Adoptée le 28 novembre 2022, la directive place les entreprises européennes en chef  de file des problématiques RSE. Une responsabilité supplémentaire mais qui peut  également leur permettre de se différencier par leur exemplarité. 

D’abord conscrit à la « soft law», le devoir de vigilance est entré dans la loi en France  en 2017 et entre aujourd’hui dans les textes européens. TotalEnergies, Suez, Lafarge le  savent bien : le tribunal qui juge les entreprises est d’abord médiatique. Dans ce  procès, pas d’avocat ni de juge. La présomption d’innocence est rarement de rigueur.  Accusations vraies ou fausses, il est toujours difficile de reblanchir son image une fois  que celle-ci a été traînée dans la boue. Depuis décembre 2022, la législation  européenne a évolué et permet d’amener le procès médiatique sur le terrain judiciaire.  Avec un accueil positif quasi unanime lors de sa présentation au Parlement européen,  la nouvelle directive européenne relative au devoir de vigilance des entreprises entre  en vigueur. Elle s’applique aux entreprises européennes et étrangères qui opèrent en  Europe. La loi vient avec une portée extraterritoriale : elle s’applique non seulement  aux entreprises européennes mais aussi à ses fournisseurs, et autant que faire se peut,  aux fournisseurs de ses fournisseurs. Objectif de la loi ? Prendre en compte l’ensemble  de la chaîne de valeur et permettre une homogénéisation des bonnes pratiques.  

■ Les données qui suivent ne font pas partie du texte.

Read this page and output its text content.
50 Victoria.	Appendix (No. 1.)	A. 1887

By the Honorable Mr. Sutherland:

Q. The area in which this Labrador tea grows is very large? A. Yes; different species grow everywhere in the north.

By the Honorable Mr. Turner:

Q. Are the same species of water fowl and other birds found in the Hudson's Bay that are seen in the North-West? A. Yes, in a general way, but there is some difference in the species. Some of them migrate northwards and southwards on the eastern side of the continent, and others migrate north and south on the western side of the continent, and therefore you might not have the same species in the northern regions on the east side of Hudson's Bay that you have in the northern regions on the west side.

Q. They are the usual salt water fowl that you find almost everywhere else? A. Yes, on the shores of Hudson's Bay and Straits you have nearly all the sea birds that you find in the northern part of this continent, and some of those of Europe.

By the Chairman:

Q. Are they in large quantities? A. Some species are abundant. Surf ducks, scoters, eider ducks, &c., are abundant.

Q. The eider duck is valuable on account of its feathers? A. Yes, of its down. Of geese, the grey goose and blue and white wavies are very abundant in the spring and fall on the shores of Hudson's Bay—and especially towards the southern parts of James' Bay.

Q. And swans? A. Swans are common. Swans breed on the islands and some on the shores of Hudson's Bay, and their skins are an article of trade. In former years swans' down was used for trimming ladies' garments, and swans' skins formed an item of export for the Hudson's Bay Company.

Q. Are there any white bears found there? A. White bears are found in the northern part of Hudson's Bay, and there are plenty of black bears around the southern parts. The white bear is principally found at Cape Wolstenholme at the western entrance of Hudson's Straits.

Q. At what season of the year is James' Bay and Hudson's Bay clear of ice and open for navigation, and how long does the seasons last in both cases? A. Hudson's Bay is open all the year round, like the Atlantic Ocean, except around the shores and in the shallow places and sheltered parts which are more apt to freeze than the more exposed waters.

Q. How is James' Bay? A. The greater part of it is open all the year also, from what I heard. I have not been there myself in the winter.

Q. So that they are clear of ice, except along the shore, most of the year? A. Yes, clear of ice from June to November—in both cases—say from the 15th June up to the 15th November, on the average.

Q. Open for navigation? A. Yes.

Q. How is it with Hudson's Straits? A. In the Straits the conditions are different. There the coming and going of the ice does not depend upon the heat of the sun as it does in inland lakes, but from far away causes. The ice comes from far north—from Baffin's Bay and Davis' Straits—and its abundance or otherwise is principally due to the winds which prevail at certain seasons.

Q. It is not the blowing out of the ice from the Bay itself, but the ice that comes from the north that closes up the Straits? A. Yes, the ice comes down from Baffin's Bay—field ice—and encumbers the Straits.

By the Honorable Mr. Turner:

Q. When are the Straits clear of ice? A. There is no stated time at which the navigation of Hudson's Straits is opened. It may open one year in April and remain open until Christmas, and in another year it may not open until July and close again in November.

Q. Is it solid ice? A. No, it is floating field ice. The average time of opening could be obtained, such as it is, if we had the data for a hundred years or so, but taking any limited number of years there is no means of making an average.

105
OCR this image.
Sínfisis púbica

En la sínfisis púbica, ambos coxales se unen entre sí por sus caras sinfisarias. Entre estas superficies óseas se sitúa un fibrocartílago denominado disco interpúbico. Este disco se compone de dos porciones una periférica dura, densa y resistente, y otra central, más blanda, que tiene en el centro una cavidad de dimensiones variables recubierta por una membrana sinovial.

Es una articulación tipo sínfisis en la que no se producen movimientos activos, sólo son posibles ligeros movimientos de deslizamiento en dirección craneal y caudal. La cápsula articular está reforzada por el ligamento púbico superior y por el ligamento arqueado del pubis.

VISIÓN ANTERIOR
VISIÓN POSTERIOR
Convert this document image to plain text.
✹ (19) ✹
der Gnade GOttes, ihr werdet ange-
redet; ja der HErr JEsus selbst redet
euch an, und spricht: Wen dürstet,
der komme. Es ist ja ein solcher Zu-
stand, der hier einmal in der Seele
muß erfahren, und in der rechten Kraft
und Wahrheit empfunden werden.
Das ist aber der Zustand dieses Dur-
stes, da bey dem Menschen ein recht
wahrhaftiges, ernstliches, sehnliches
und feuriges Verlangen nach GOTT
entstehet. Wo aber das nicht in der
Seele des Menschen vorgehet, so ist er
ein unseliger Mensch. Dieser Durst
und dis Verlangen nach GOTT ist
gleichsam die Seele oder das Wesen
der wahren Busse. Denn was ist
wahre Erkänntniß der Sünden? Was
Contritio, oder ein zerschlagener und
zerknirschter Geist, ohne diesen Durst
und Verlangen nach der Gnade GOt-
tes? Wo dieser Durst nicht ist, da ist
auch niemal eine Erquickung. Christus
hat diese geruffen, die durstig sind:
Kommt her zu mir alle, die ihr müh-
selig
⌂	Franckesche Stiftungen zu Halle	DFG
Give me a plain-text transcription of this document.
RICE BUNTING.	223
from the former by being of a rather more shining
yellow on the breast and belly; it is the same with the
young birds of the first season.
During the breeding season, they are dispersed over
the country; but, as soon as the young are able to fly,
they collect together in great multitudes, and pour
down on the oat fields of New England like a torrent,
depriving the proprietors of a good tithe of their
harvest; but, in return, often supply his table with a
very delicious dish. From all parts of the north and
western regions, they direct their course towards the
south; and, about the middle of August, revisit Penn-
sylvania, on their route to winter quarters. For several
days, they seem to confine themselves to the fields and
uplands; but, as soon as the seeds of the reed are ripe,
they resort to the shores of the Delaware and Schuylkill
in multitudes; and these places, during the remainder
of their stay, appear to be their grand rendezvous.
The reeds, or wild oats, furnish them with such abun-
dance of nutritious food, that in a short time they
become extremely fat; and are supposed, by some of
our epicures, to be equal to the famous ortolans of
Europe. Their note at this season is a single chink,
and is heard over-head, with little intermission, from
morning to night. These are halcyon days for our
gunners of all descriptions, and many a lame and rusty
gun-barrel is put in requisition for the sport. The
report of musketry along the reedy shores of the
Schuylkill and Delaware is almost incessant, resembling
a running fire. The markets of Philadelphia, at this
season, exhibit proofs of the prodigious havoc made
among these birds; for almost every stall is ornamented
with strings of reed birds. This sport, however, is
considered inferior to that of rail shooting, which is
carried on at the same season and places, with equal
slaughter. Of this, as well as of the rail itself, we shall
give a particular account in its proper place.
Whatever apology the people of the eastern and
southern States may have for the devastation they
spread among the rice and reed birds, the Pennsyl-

Un durcissement de la loi française 

Concrètement, les entreprises devront identifier, traiter et rendre compte des risques  environnementaux et sociaux que présentent leur modèle économique et leurs  activités. Cela permettra d’établir des règles égales en matière de concurrence, au  moins au niveau européen, et d’offrir une plus grande transparence vis-à-vis des  consommateurs. Si la loi française était déjà solide en la matière, la directive  européenne va plus loin et est plus contraignante. Non seulement le nombre  d’entreprises concernées est plus élevé, mais il s’applique à l’ensemble des relations  de l’entreprise et pas uniquement aux filiales et aux sous-traitants. Dans le viseur de la  directive, trois secteurs : l’industrie textile, l’industrie extractive et l’agriculture. Le  choix n’est pas anodin. Les entreprises du secteur extractif et textile sont  régulièrement mises en cause par les ONG et se retrouvent tout aussi régulièrement  en gros titres des journaux. La directive pourrait alors toucher 13 000 entreprises  européennes et 4 000 entreprises étrangères. Si les PME ne rentrent pas dans le cadre  de la loi au sens strict, elles seront tout de même affectées en tant que partenaires des  entreprises concernées. 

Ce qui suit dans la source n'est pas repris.